Ça s'était échappé de sa gorge comme une impulsion ; le genre de cri qu'il n'avait pas poussé depuis longtemps. Sans froisser ses cordes vocales, sans causer une douleur à s'en arracher le cœur. Un cri, et rien, un cri et pas de conséquences. Au sol il la regardait,
et elle le regardait,
sous le choc.
(Ce que tu ne réalisais pas c'est qu'elle venait d'entendre sa voix, dans la bouche d'un inconnu, un parfait étranger, comme si Azur toi qui rêve de donner de nouveau corps à ta tonalité tu t'en étais tout simplement emparé)
Qu'est-ce qui venait de se passer...?
(Elle avait l'air de se demander si elle n'avait pas halluciné)
« Pardon, je... je voulais pas... »
Il bégaie -et la voix avec laquelle il s'exprime est claire.
Pas la sienne,
comme un spectre,
(et elle en face a les mains plaquées sur sa bouche comme si elle avait oublié de parler)(qu'elle ne pouvait plus parler)
Volutes qui flottent autour de sa tête,
l'écrasement dans sa gorge se libère, il la sent comme légère. Plus entravée, comme libérée de la pression qui le noyait. Mais ça ne l'aidait pas à se calmer (comment est-ce que tu pouvais comprendre ce qui venait d'arriver ?)
Merde
il devait se relever
avant que d'autres ne les trouvent, qu'elle se mette à crier à l'aide (mais tu savais pas Azur qu'elle pouvait pas, pas encore, t'étais trop sous le choc pour réaliser alors que tu pensais qu'à t'enfuir et à te faire oublier)
Un instant pourtant
il les voit bien,
les volutes de fumée bleutées (comme cette couleur que tu portais) qui s'éloignent et retournent à elle, qu'elle pousse un cri alors que sa voix à lui s'apaise.
Ce n'était pas la sienne.
Comme si je lui avais volée
(Oh oui c'est ce bien le plus précieux que tu lui avais dérobé, ce que tu as perdu et désire depuis tellement d'années)
Azur,
elle reste là et lui,
lui il fuit, se laissant avaler par la nuit. Maudissant les rues de l'Avoué, cherchant à disparaître de ces murs -mais où est-ce qu'il allait pouvoir se réfugier ? La nuit était déjà bien avancée (tu ne pouvais réveiller personne sans les inquiéter).
Il se perd,
au fond d'une ruelle,
le dos contre un mur,
à s'échouer au sol le visage dans les mains, qu'est-ce qui m'arrive, qu'est-ce qui vient de m'arriver, (emprunter une voix) pouvoir pleinement s'exprimer de nouveau c'était trop beau pour être vrai (mais le poids dans ta gorge s'était dissipé quand tout ça s'était révélé)(Azur, ouvre les yeux)(tu peux pas l'ignorer)
qu'est-ce qui m'arrive...
Un fou s'en réjouirait,
mais lui,
à ne pas comprendre,
il était juste effrayé.
(Ça passerait Azur, parce que c'était juste le choc de n'avoir personne pour expliquer)(tout ça, tu sais, tu apprendras à l'apprécier)

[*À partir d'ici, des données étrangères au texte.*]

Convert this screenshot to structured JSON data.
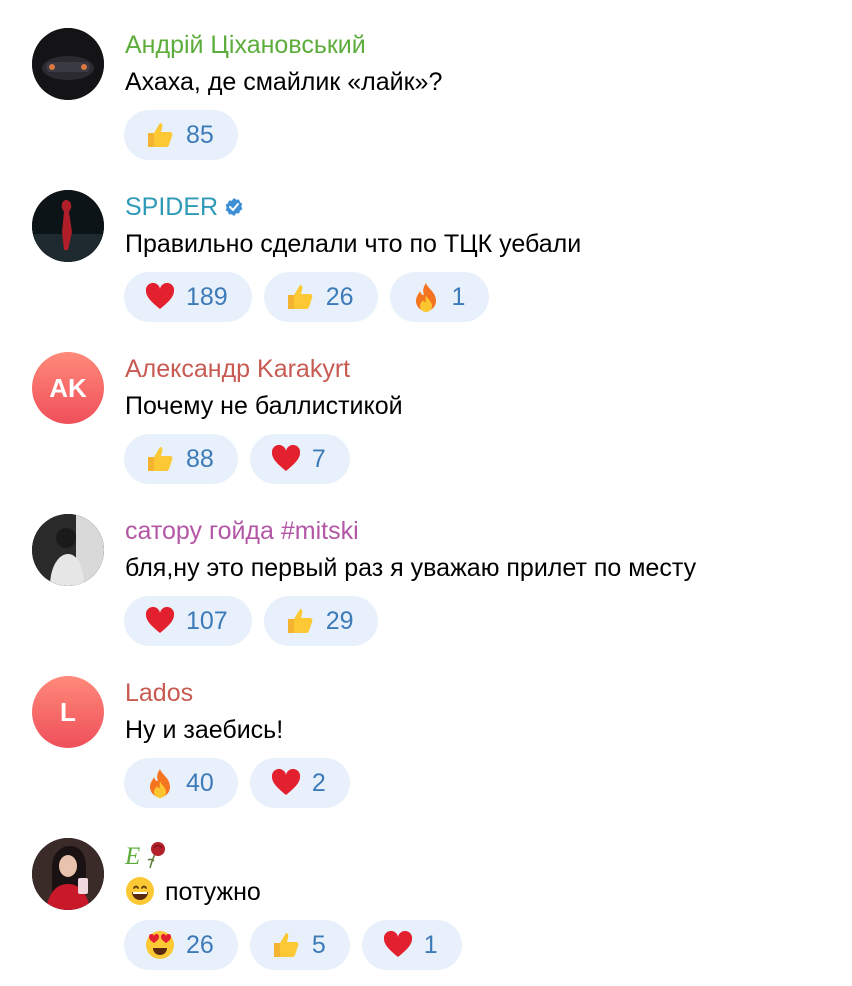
{
  "comments": [
    {
      "author": "Андрій Ціхановський",
      "author_color": "#5cad3b",
      "text": "Ахаха, де смайлик «лайк»?",
      "reactions": [
        {
          "emoji": "thumbs-up",
          "count": "85"
        }
      ]
    },
    {
      "author": "SPIDER",
      "author_color": "#2f9ab8",
      "verified": true,
      "text": "Правильно сделали что по ТЦК уебали",
      "reactions": [
        {
          "emoji": "heart",
          "count": "189"
        },
        {
          "emoji": "thumbs-up",
          "count": "26"
        },
        {
          "emoji": "fire",
          "count": "1"
        }
      ]
    },
    {
      "author": "Александр Karakyrt",
      "author_color": "#c85a52",
      "avatar_initials": "AK",
      "text": "Почему не баллистикой",
      "reactions": [
        {
          "emoji": "thumbs-up",
          "count": "88"
        },
        {
          "emoji": "heart",
          "count": "7"
        }
      ]
    },
    {
      "author": "сатору гойда #mitski",
      "author_color": "#b456a6",
      "text": "бля,ну это первый раз я уважаю прилет по месту",
      "reactions": [
        {
          "emoji": "heart",
          "count": "107"
        },
        {
          "emoji": "thumbs-up",
          "count": "29"
        }
      ]
    },
    {
      "author": "Lados",
      "author_color": "#c85a52",
      "avatar_initials": "L",
      "text": "Ну и заебись!",
      "reactions": [
        {
          "emoji": "fire",
          "count": "40"
        },
        {
          "emoji": "heart",
          "count": "2"
        }
      ]
    },
    {
      "author": "E",
      "author_color": "#5cad3b",
      "text": "потужно",
      "text_emoji": "grinning-face",
      "reactions": [
        {
          "emoji": "heart-eyes",
          "count": "26"
        },
        {
          "emoji": "thumbs-up",
          "count": "5"
        },
        {
          "emoji": "heart",
          "count": "1"
        }
      ]
    }
  ]
}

Azur se réveille ; la panique l'assiège. Il fuit sans comprendre, sans chercher de réponse, se heurte à une rencontre. Et quand il la repousse sous la peur, sa voix s'élève, lui qui ne pouvait plus crier. Alors il fuit, encore, se perd au fond d'une ruelle sans comprendre ce qui lui arrive.